Most advisers will default into an annuity when a client is looking for an income stream. But consider this scenario: your client, age 60 is healthy and has $500,000 in non-qualified assets that they would like to take income on in 10 years. In an annuity assuming a LIBR at 7.2% roll-up for 10 years, the client would have income of $62,659 per year for life. After 15 years of taking this income, at age 85, the principal is gone, but the LIBR would continue paying. In 20 years, at age 90 total income is $1,253,180. The client passes away at age 90 and there is no death benefit as the accumulation value has been used. The total tax paid, assuming a 25% tax bracket would be $188,295.

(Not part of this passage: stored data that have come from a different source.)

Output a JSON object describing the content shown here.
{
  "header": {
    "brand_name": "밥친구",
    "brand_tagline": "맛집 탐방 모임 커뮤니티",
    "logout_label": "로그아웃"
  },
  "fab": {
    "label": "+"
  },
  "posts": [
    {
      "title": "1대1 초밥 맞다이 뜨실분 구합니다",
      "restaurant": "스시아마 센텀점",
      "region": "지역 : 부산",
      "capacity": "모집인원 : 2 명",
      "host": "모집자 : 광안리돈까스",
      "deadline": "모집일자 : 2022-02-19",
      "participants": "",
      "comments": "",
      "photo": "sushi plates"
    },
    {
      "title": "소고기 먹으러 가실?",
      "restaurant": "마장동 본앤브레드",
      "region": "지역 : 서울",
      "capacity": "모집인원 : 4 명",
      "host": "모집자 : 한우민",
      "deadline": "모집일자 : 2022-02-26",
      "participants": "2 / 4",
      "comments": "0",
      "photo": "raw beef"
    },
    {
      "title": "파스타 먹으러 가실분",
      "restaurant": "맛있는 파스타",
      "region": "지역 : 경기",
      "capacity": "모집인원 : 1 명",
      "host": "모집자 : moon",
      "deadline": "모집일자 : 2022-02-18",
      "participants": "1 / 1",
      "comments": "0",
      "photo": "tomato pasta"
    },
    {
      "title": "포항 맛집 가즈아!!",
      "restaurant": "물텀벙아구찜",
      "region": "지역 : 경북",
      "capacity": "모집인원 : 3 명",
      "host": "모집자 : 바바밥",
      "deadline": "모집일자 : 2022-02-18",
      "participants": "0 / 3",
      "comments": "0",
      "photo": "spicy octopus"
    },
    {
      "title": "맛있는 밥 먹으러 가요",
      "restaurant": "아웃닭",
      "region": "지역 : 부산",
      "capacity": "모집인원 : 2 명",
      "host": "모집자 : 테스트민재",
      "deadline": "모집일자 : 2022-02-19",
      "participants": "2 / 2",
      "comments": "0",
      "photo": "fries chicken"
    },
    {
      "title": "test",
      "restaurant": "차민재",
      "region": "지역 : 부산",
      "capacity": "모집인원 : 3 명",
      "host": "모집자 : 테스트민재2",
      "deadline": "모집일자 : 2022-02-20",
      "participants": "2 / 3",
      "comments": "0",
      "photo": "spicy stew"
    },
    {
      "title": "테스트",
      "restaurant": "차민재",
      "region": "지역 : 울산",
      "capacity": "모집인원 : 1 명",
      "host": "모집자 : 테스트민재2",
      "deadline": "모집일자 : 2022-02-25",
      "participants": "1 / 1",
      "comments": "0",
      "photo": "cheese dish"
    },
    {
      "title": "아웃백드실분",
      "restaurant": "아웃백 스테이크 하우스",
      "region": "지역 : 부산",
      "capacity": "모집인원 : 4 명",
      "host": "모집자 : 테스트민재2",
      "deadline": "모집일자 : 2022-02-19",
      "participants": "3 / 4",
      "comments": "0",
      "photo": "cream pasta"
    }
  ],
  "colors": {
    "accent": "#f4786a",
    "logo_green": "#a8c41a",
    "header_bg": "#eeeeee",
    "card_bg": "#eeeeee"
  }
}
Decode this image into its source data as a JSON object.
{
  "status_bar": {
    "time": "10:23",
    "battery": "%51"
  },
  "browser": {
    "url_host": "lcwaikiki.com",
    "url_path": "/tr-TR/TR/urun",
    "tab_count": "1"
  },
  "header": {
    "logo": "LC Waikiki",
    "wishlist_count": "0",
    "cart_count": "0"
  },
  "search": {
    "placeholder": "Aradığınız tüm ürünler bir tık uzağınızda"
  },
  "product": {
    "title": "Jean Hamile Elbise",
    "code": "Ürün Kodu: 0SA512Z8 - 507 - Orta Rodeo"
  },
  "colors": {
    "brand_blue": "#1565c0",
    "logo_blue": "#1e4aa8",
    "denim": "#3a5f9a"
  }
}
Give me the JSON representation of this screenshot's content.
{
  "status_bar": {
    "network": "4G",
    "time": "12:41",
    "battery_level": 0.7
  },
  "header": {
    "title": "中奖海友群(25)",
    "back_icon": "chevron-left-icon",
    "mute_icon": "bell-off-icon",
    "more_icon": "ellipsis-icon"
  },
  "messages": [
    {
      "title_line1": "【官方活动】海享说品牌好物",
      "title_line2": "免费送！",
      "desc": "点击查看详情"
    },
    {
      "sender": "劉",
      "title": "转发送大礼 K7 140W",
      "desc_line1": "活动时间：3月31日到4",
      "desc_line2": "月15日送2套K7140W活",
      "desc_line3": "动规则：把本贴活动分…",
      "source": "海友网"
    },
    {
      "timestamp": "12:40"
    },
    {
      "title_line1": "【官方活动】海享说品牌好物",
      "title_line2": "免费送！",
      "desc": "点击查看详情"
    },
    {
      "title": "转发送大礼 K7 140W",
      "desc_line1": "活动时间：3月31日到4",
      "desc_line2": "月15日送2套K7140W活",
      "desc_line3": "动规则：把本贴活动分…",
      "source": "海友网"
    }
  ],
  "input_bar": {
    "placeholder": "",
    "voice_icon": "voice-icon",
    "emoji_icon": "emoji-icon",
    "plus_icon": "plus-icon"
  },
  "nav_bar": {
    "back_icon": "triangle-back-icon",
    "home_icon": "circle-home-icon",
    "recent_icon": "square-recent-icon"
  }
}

Total after-tax income from the annuity would be $1,064,885.
Alternatively, we could take this same $500K in assets and fund an IUL for 5 years, making 5 equal payments of $107,000 with a growth rate of 2.5% in a premium deposit account. Here is the premium layout:
Year 1: $107,000 Tax: 0
Year 2: $107,000 Tax: $1,750
Year 3: $107,000 Tax: $1,750
Year 4: $107,000 Tax: $1,750
Year 5: $107,000 Tax: $1,750
Year 6: $0 Tax: $1,750
Premium: $535,000 Tax: $8,750
We turn income on at age 70. Annual income is $62,349 and $0 tax.
By age 90, The clients total income is $1,246,980. A gain on income over the annuity by $182,095. At age 90 the client passes away. The remaining Tax Free Death Benefit at age 90 is $865,141
Your client just netted a total tax free income and death benefit of $2,112,121.
This beats the annuity payout by $1,047,236!
Plus, your commission on the IUL nets you over $7,000 in additional commissions vs. the annuity.